Five days after the elimination of
the New York Yankees from the American League playoffs, pitcher Cory Lidle and his flight instructor Tyler Stanger were attempting to return to Teterboro Airport, a major civil
aviation airport in New Jersey. A
distress call was received from Lidle’s Cirrus SR-20, and the craft then
struck midway up a fifty-story residential tower, the Belaire Apartments on 72d
Street.
In the
post- 9/11 attacks on the World Trade Center, word that a plane had struck a
tall tower on Manhattan Island instantly made its way around the world. The Dow Jones momentarily fell, and NORAD
scrambled air defense assets. Terrorism
was quickly ruled out, but then the story was compounded in its visibility when
it was learned that a New York Yankee had been flying the plane. The media immediately fixated on the “Thurman
Munson” angle, recalling the 1979 crash of the New York Yankees catcher and
captain.
On October 11, 2006, about 1442
eastern daylight time, a Cirrus Design SR20, N929CD, operated as a personal
flight, crashed into an apartment building in Manhattan, New York City, while
attempting to maneuver above the East River. The two pilots on board the
airplane, a certificated private pilot who was the owner of the airplane and a
passenger who was a certificated commercial pilot with a flight instructor
certificate, were killed. One person on the ground sustained serious injuries,
two people on the ground sustained minor injuries, and the airplane was
destroyed by impact forces and postcrash fire. The flight was operating under
the provisions of 14 Code of Federal Regulations (CFR) Part 91, and no flight
plan was filed. Marginal visual flight rules (MVFR) conditions prevailed at the
time of the accident.
The
accident airplane departed Teterboro Airport (TEB), Teterboro, New Jersey,
about 1429 and was cleared for a visual flight rules (VFR) departure. According
to air traffic control (ATC) transcripts, the pilots acknowledged that they
were to stay out of the New York class B airspace.

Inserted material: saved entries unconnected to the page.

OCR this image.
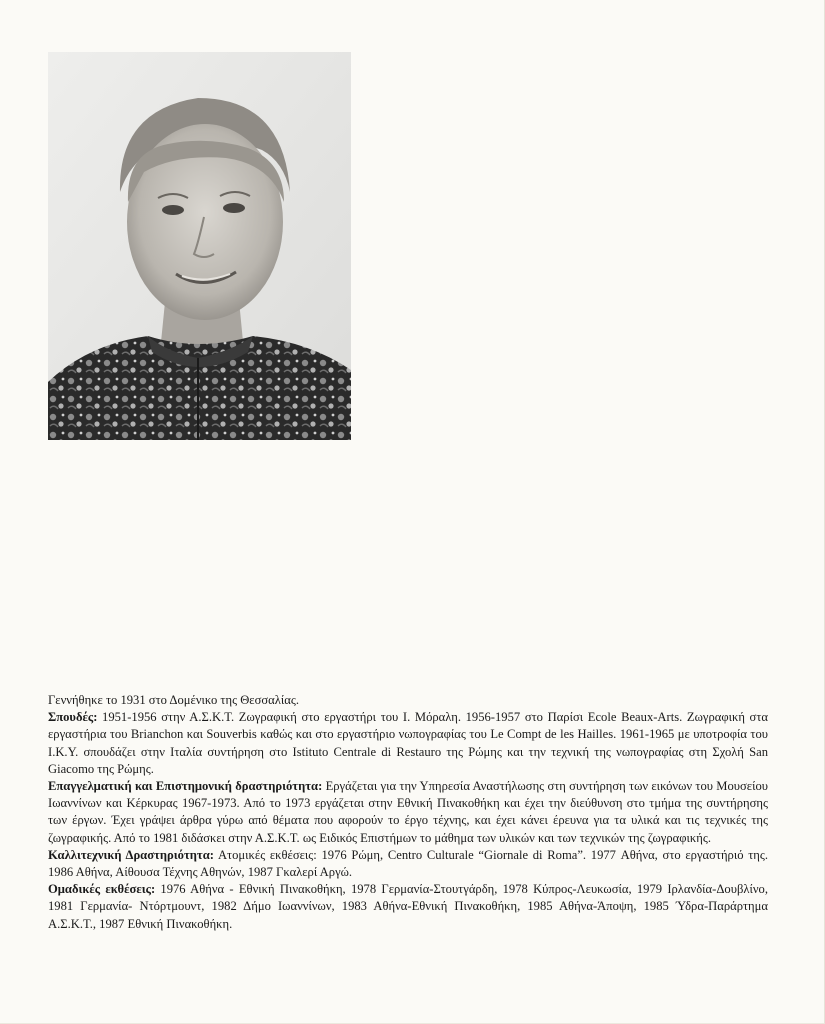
Γεννήθηκε το 1931 στο Δομένικο της Θεσσαλίας.

Σπουδές: 1951-1956 στην Α.Σ.Κ.Τ. Ζωγραφική στο εργαστήρι του Ι. Μόραλη. 1956-1957 στο Παρίσι Ecole Beaux-Arts. Ζωγραφική στα εργαστήρια του Brianchon και Souverbis καθώς και στο εργαστήριο νωπογραφίας του Le Compt de les Hailles. 1961-1965 με υποτροφία του Ι.Κ.Υ. σπουδάζει στην Ιταλία συντήρηση στο Istituto Centrale di Restauro της Ρώμης και την τεχνική της νωπογραφίας στη Σχολή San Giacomo της Ρώμης.

Επαγγελματική και Επιστημονική δραστηριότητα: Εργάζεται για την Υπηρεσία Αναστήλωσης στη συντήρηση των εικόνων του Μουσείου Ιωαννίνων και Κέρκυρας 1967-1973. Από το 1973 εργάζεται στην Εθνική Πινακοθήκη και έχει την διεύθυνση στο τμήμα της συντήρησης των έργων. Έχει γράψει άρθρα γύρω από θέματα που αφορούν το έργο τέχνης, και έχει κάνει έρευνα για τα υλικά και τις τεχνικές της ζωγραφικής. Από το 1981 διδάσκει στην Α.Σ.Κ.Τ. ως Ειδικός Επιστήμων το μάθημα των υλικών και των τεχνικών της ζωγραφικής.

Καλλιτεχνική Δραστηριότητα: Ατομικές εκθέσεις: 1976 Ρώμη, Centro Culturale “Giornale di Roma”. 1977 Αθήνα, στο εργαστήριό της. 1986 Αθήνα, Αίθουσα Τέχνης Αθηνών, 1987 Γκαλερί Αργώ.

Ομαδικές εκθέσεις: 1976 Αθήνα - Εθνική Πινακοθήκη, 1978 Γερμανία-Στουτγάρδη, 1978 Κύπρος-Λευκωσία, 1979 Ιρλανδία-Δουβλίνο, 1981 Γερμανία- Ντόρτμουντ, 1982 Δήμο Ιωαννίνων, 1983 Αθήνα-Εθνική Πινακοθήκη, 1985 Αθήνα-Άποψη, 1985 Ύδρα-Παράρτημα Α.Σ.Κ.Τ., 1987 Εθνική Πινακοθήκη.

After takeoff, the accident airplane
turned southeast and climbed to an altitude of about 600 to 800 feet. When the
flight reached the western shore of the Hudson River, it turned to the south,
remaining over the river, then descended to 500 feet. The flight continued
southbound over the Hudson River until abeam of the southern tip of Manhattan,
at which point, the flight turned
southwest bound. Radar data from John F. Kennedy International Airport
(JFK), Jamaica, New York; Newark International Airport (EWR), Newark, New
Jersey; and Westchester County Airport (HPN), White Plains, New York, indicated
that the accident airplane's altitude varied from 500 to 700 feet for the
remainder of the flight.
About
1436, the airplane flew around the Statue of Liberty then headed to the
northeast, at which point, it proceeded to fly over the East River. About 1
mile north of the Queensboro Bridge, the airplane made a left turn to reverse
its course. Radar contact was lost about 1442. The airplane impacted a 520-foot
tall apartment building at 524 East 72nd Street, 333 feet above street level.